Still, the public finance industry is watching Detroit's treatment of general obligation bonds in the bankruptcy process very closely. If Orr continues his campaign to subordinate them, and if that became an acceptable precedent, muni bond investors and insurers would be hit hard.
However, BTIG's Palmer believes Orr's restructuring plan was a romantic gesture that will be cast quickly aside in the bankruptcy process.
In any case, Assured's future is not tied forever to Detroit's, whatever happens during the bankruptcy process."When a bond insurer does pay out, it's usually a very small fraction of the total amount," Palmer said, explaining that Assured likely wouldn't be on hook for all of its Detroit exposure.
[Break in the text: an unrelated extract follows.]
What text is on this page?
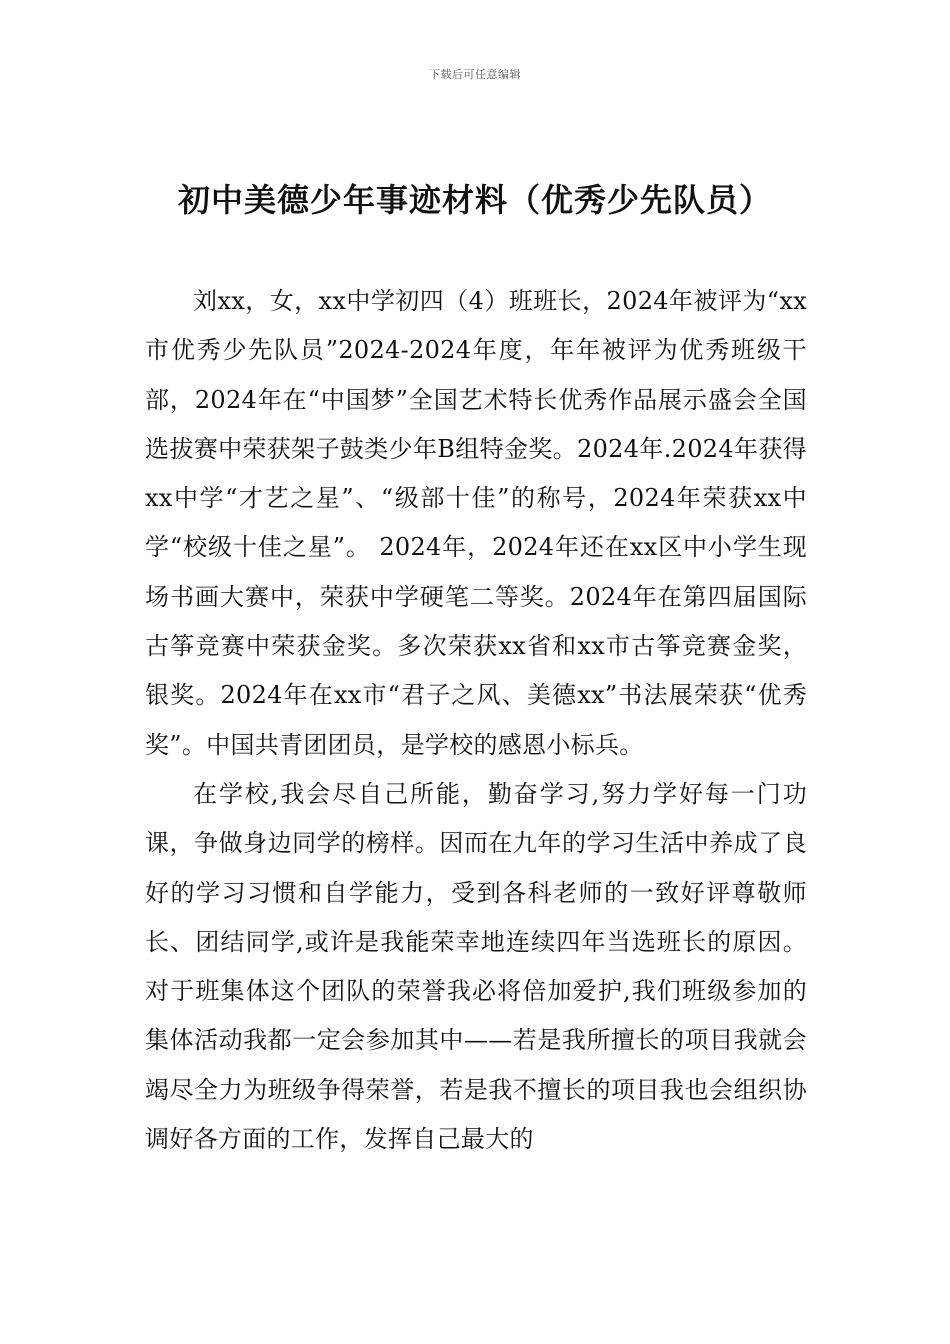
下载后可任意编辑
初中美德少年事迹材料（优秀少先队员）

刘xx，女，xx中学初四（4）班班长，2024年被评为“xx市优秀少先队员”2024-2024年度，年年被评为优秀班级干部，2024年在“中国梦”全国艺术特长优秀作品展示盛会全国选拔赛中荣获架子鼓类少年B组特金奖。2024年.2024年获得xx中学“才艺之星”、“级部十佳”的称号，2024年荣获xx中学“校级十佳之星”。 2024年，2024年还在xx区中小学生现场书画大赛中，荣获中学硬笔二等奖。2024年在第四届国际古筝竞赛中荣获金奖。多次荣获xx省和xx市古筝竞赛金奖，银奖。2024年在xx市“君子之风、美德xx”书法展荣获“优秀奖”。中国共青团团员，是学校的感恩小标兵。

在学校,我会尽自己所能，勤奋学习,努力学好每一门功课，争做身边同学的榜样。因而在九年的学习生活中养成了良好的学习习惯和自学能力，受到各科老师的一致好评尊敬师长、团结同学,或许是我能荣幸地连续四年当选班长的原因。对于班集体这个团队的荣誉我必将倍加爱护,我们班级参加的集体活动我都一定会参加其中——若是我所擅长的项目我就会竭尽全力为班级争得荣誉，若是我不擅长的项目我也会组织协调好各方面的工作，发挥自己最大的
Furthermore, Palmer argues that, because the maturity dates on muni bonds are off in the distant future, "When you apply present value factor to that cash flow stream, the loss that Assured sustains can be relatively small." The present value factor is an equation that discounts future values based on the assumption that present money is worth more than future money. For instance, when Assured inherited some Greek general obligation debt through an acquisition, the losses weren't as bad as they sounded, Palmer said. "While the notional amount may have been large, the maturities were far out," he added. Assured expressed optimism about its municipal business in a May 23 investor presentation. "Out of approximately 11,000 direct U.S. public finance obligors, we expect future losses to be paid, net of recoveries, on less than a dozen. In 1Q-13 we made payments on only four," according to the presentation. In Detroit, Assured has exposure to $2.796 billion of the city's net par outstanding debt, an investor presentation said.